Consumer protection laws end up getting controlled by corporate interests.
A jury sided with Minute Maid, which will probably cause many to call for more consumer protection laws. But the lawsuit against Coca-Cola, which owns Minute Maid, actually demonstrates the opposite—we don’t need consumer protection laws to ensure quality. Nor does a company have to lose a lawsuit to be stopped.
The lawsuit was brought against Coca-Cola by POM, which sells a pomegranate juice. The company claims that the Minute Maid drink deceived customers. The “Pomegranate-Blueberry Juice” was only .3 percent real pomegranate juice.
Along with their lawsuit, POM got to create some scorching advertising against the Minute Maid drink.
Nevertheless, as Newser reported, the jury found that Coca-Cola had done nothing wrong.
But this doesn’t mean that consumer protection laws are the answer. We have consumer protection laws already, and that did nothing to stop Coca-Cola. In fact, consumer protection laws do the opposite: as demonstrated in the video above by the lady who asks if what Coke is doing is even legal. Consumer protection laws give people a false sense of security. They assume they can trust the government will take care of them, when actually the government is often highly influenced or even controlled by corporations like Coca-Cola.

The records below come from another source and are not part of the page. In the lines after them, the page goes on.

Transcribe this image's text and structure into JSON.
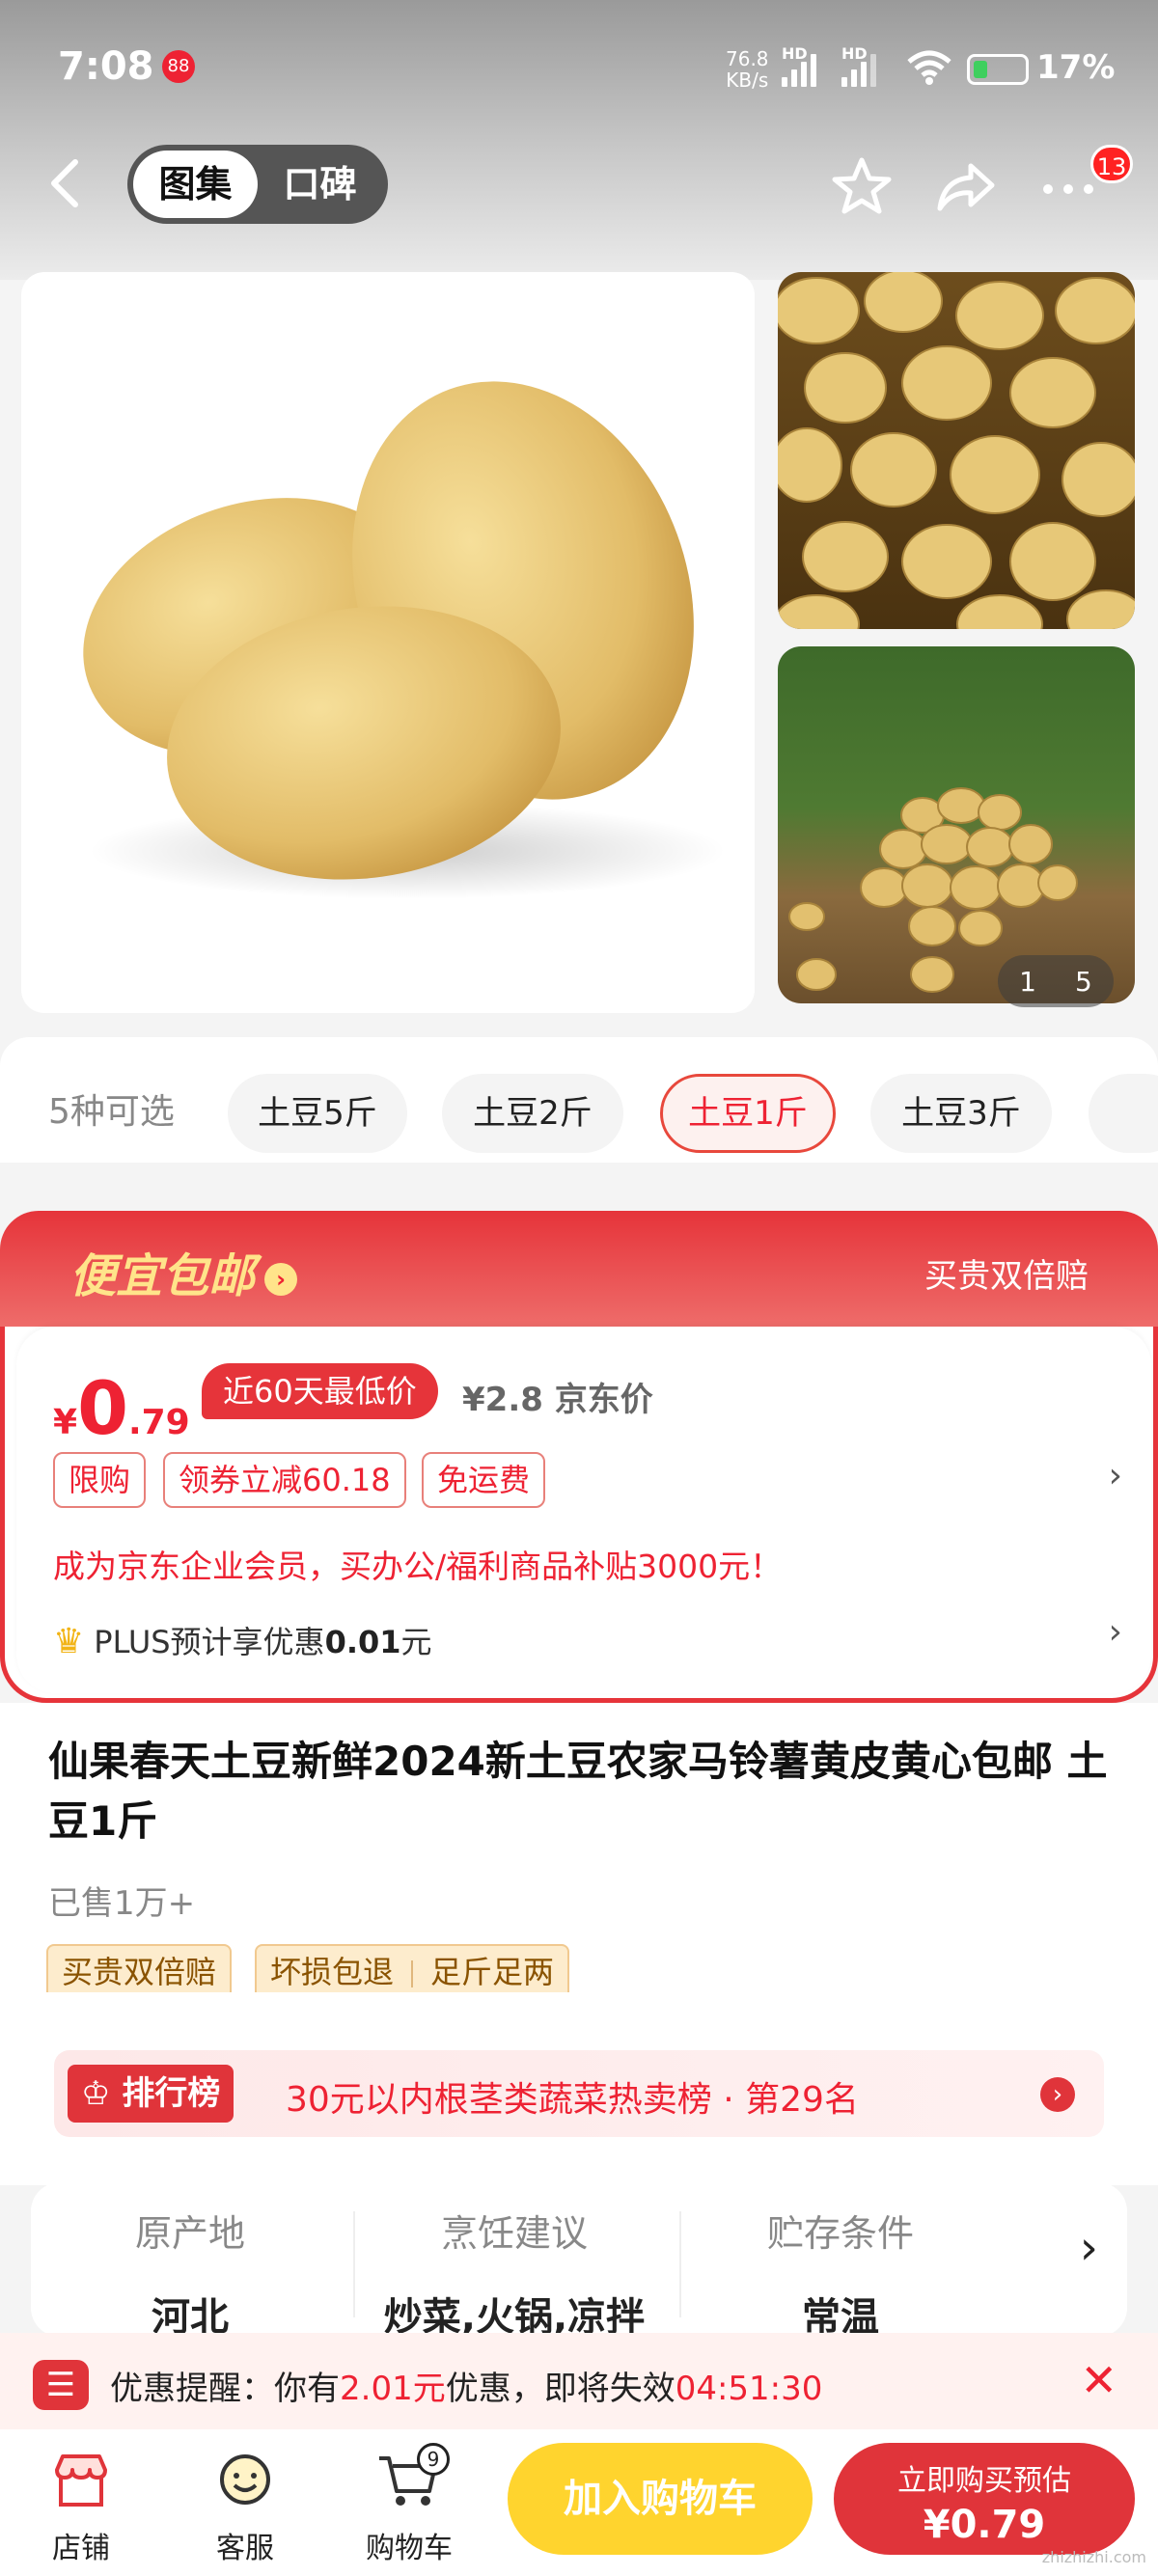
{
  "status_bar": {
    "time": "7:08",
    "notification_badge": "88",
    "net_speed": "76.8",
    "net_unit": "KB/s",
    "sig1_label": "HD",
    "sig2_label": "HD",
    "battery": "17%",
    "battery_color": "#3fcf5e"
  },
  "header": {
    "tabs": [
      "图集",
      "口碑"
    ],
    "active_tab": "图集",
    "more_badge": "13",
    "icons": [
      "back-icon",
      "star-icon",
      "share-icon",
      "more-icon"
    ]
  },
  "gallery": {
    "counter_current": "1",
    "counter_total": "5"
  },
  "variants": {
    "count_label": "5种可选",
    "options": [
      "土豆5斤",
      "土豆2斤",
      "土豆1斤",
      "土豆3斤"
    ],
    "selected": "土豆1斤"
  },
  "promo": {
    "title": "便宜包邮",
    "guarantee": "买贵双倍赔",
    "currency": "¥",
    "price_int": "0",
    "price_dec": ".79",
    "low_badge": "近60天最低价",
    "jd_price": "¥2.8 京东价",
    "tags": [
      "限购",
      "领券立减60.18",
      "免运费"
    ],
    "biz_text": "成为京东企业会员，买办公/福利商品补贴3000元！",
    "plus_prefix": "PLUS预计享优惠",
    "plus_value": "0.01",
    "plus_suffix": "元",
    "accent_color": "#e6343a"
  },
  "product": {
    "title": "仙果春天土豆新鲜2024新土豆农家马铃薯黄皮黄心包邮 土豆1斤",
    "sold": "已售1万+",
    "service_tag_1": "买贵双倍赔",
    "service_tag_2a": "坏损包退",
    "service_tag_2b": "足斤足两"
  },
  "ranking": {
    "badge": "排行榜",
    "text": "30元以内根茎类蔬菜热卖榜 · 第29名"
  },
  "attributes": [
    {
      "key": "原产地",
      "value": "河北"
    },
    {
      "key": "烹饪建议",
      "value": "炒菜,火锅,凉拌"
    },
    {
      "key": "贮存条件",
      "value": "常温"
    }
  ],
  "reminder": {
    "prefix": "优惠提醒：你有",
    "amount": "2.01元",
    "middle": "优惠，即将失效",
    "countdown": "04:51:30"
  },
  "bottom_bar": {
    "nav": [
      {
        "label": "店铺",
        "icon": "shop-icon"
      },
      {
        "label": "客服",
        "icon": "service-icon"
      },
      {
        "label": "购物车",
        "icon": "cart-icon"
      }
    ],
    "cart_count": "9",
    "add_to_cart": "加入购物车",
    "buy_line1": "立即购买预估",
    "buy_line2": "¥0.79"
  },
  "watermark": "zhizhizhi.com"
}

On the other hand, even though POM lost their court case, they spread knowledge about what Coca-Cola was doing. As a competing drink with more pomegranate, they had an incentive to educate consumers. Coca-Cola also made sure that consumers learned that POM uses concentrate.
In the resulting melee, consumers could make up their own minds.
The point here is that market forces and common law courts are more than adequate to provide a system that protects consumers. It doesn’t work perfectly, of course, but it is much better than authorizing a government agency to dictate quality standards.
Coca-Cola discontinued the drink in 2014. I suspect POM’s attack contributed to that outcome.